22 Git

22.1 Slides

Workshop: Git and Projects

Date: February 6 2020

Slides and Resources

22.3 Use SSH

Recently, GitHub deprecated basic passwords for authentication so my recommendation is to use SSH throughout. See Happy Git With R’s SSH keys introduction. Then when you grab links to clone, eg. the WEEL’s ewc project, use the format git@gitlab.com:WEEL_grp/ewc.git and not https://gitlab.com/WEEL_grp/ewc.git

22.4 .gitignore

22.4.1 Include one file in an ignored folder

Use a wildcard * to exclude everything in a folder and include the file with !. The wildcard should be specified exactly on the folder, not the larger directory. In the example below, we ignore everything in the data/derived-data folder, not just the data/ folder.

Eg. in file .gitignore:

.Rproj.user
.Rhistory
.RData
.Ruserdata

data/raw-data/
data/derived-data/*
!/data/derived-data/output.Rds

22.5 Tags

We can add git tags to our commits, to keep track of specific versions or steps of a repository.

For example, spatsoc and other packages use git tags to mark specific versions of the package. These versions link to GitHub/GitLab releases, making it easy to install specific versions.

For papers, you can track different stages of revisions:

To add a tag in GitAhead, just right click on the commit, add tag, then fill in the name (no spaces) and check “push to origin”. Then you will be able to find the tags on gitlab for example: wildcam tags.

22.6 Blame and history

Git Blame and Git History can be used to get information about when files were changed and by who.

For example: head over to GitLab.com and browse to one of your files. Open it up and select “history”. You will all the times the file was changed, and selecting any of the commits will show you what it looked like at that point.

Alternatively, you can use select “blame” to show who changed each line in a file and at which commit.

22.7 Issues

Issues are a tool available on GitLab and GitHub for collaborating on projects, getting help and tracking decisions. They are used extensively in the FOSS world and are often the way R package developers opt to receive bug reports and feature requests from their users.

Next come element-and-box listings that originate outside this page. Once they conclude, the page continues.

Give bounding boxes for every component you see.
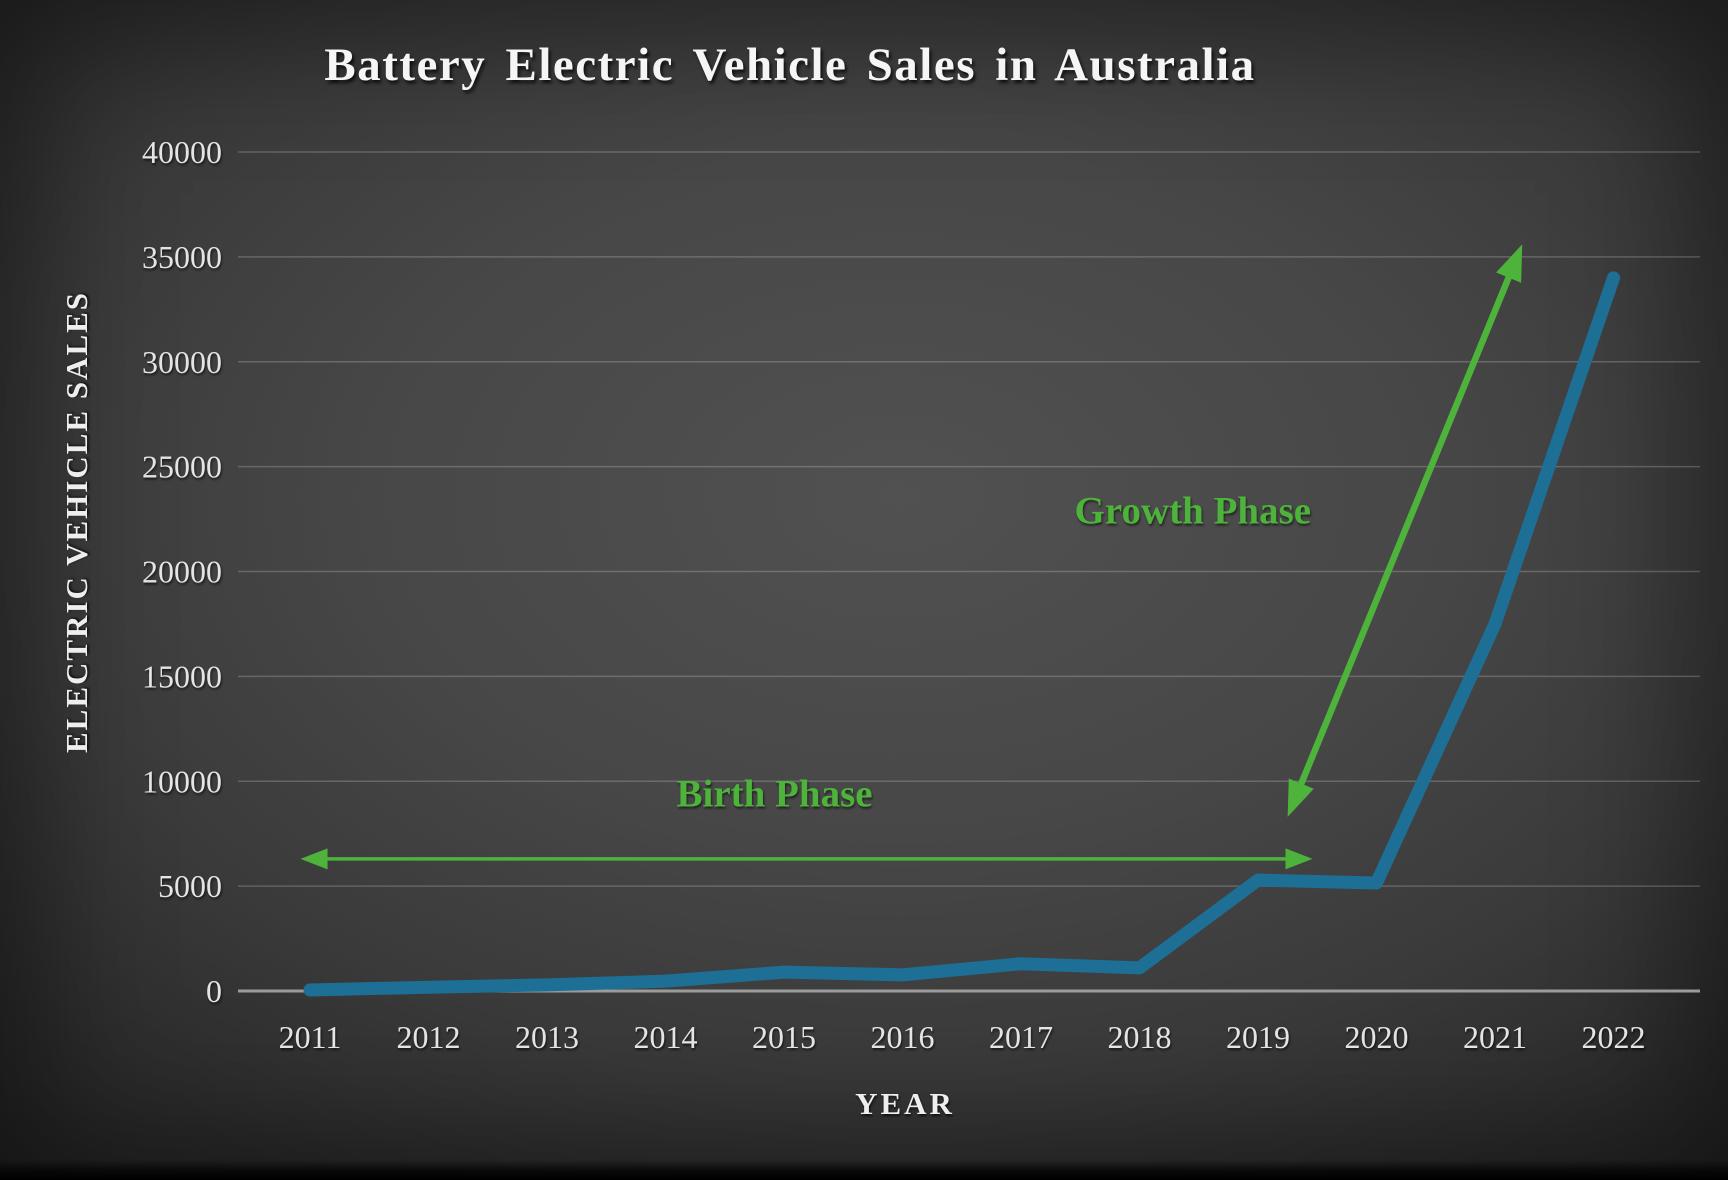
x-tick-label: 2022 <box>1582 1019 1646 1055</box>
x-tick-label: 2016 <box>871 1019 935 1055</box>
ev-sales-data-line <box>303 271 1620 997</box>
x-tick-label: 2021 <box>1463 1019 1527 1055</box>
y-tick-label: 20000 <box>142 554 222 590</box>
x-tick-label: 2018 <box>1108 1019 1172 1055</box>
x-tick-label: 2013 <box>515 1019 579 1055</box>
growth-phase-arrowhead <box>1496 244 1523 283</box>
y-axis-title: ELECTRIC VEHICLE SALES <box>59 290 94 754</box>
x-tick-label: 2015 <box>752 1019 816 1055</box>
x-tick-label: 2020 <box>1345 1019 1409 1055</box>
y-tick-label: 25000 <box>142 449 222 485</box>
x-tick-label: 2019 <box>1226 1019 1290 1055</box>
growth-phase-arrow-shaft <box>1296 271 1514 790</box>
birth-phase-arrowhead <box>1285 848 1313 870</box>
growth-phase-label: Growth Phase <box>1074 489 1312 533</box>
x-axis-title: YEAR <box>855 1086 955 1121</box>
x-tick-label: 2011 <box>279 1019 342 1055</box>
x-tick-label: 2017 <box>989 1019 1053 1055</box>
x-tick-label: 2012 <box>397 1019 461 1055</box>
birth-phase-label: Birth Phase <box>676 772 873 816</box>
birth-phase-arrowhead <box>300 848 328 870</box>
growth-phase-arrowhead <box>1287 778 1314 817</box>
x-tick-label: 2014 <box>634 1019 698 1055</box>
y-tick-label: 35000 <box>142 239 222 275</box>
chart-title: Battery Electric Vehicle Sales in Austra… <box>324 39 1256 91</box>
y-tick-label: 40000 <box>142 134 222 170</box>
y-tick-label: 15000 <box>142 658 222 694</box>
y-tick-label: 0 <box>206 973 222 1009</box>
y-tick-label: 30000 <box>142 344 222 380</box>
y-tick-label: 5000 <box>158 868 222 904</box>
y-tick-label: 10000 <box>142 763 222 799</box>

Issues can be used for both personal and group projects. Some uses include:

  • collaborating
  • developing methods
  • troubleshooting code
  • tracking decisions or assumptions
  • defining thresholds, variables
  • reporting bugs
  • requesting new features

Issues have a number of advantages over private email, in-person conversations or TODO, NOTE and other comments embedded in code because they:

  • are easily searched
  • can be grouped or categorized using labels
  • can be assigned to individuals, groups or teams
  • keep everyone in the loop
  • are a resource for future users (including yourself!)
  • allow for asynchronous communication
  • keep track of the history of decisions, progress, etc.

22.7.1 Example issues

22.7.1.1 Bug or troubleshooting

I’m trying to do this and it isn’t working

# Some concise title
(One/two sentence description summarizing issue. )

## Steps to reproduce
(How one can reproduce the issue)
1.
2.
3.

## Observed behaviour

## Expected behaviour

## Sample of output tables, screenshots

## Possible fixes

## Session info
(if R related, paste the results of sessionInfo())

22.7.1.2 Method development

I’d like to try and do this

# Some concise title
(One/two sentence description summarizing the objective. )

## Description
(Include goals, use cases, benefits)

## Progress
(Where did you get?)

## Next steps
(How do you think we could solve it? Who can you assign
  this issue to? Who can you mention to get their input?)

And once solved, post the code that actually solved it. This is one of the main ways that Issues can be useful to future users.

22.8 Tracking different file types

Git won’t be able to track changes in all data (eg. .Rds and other binary file types) and output R Markdown file types.

For R Markdown, use simply:

output:github_document

or keep the .md file along with your main output type. Either by rendering multiple output formats or using:

output:
  pdf_document:
    keep_md:true
output:
  html_document:
    keep_md:true

Generate figures as seperate PNGs and include them in the document using knitr::include_graphics(). This way, the PNGs can be diffed by Git and easily viewed separate from the R Markdown output.

22.9 GitLab CI/DI and GitHub Pages

22.9.1 Testing data

Using tests is a great way to clarify your expectations about data outputs, that be checked whenever code is updated. Check out the testthat package and checkr package.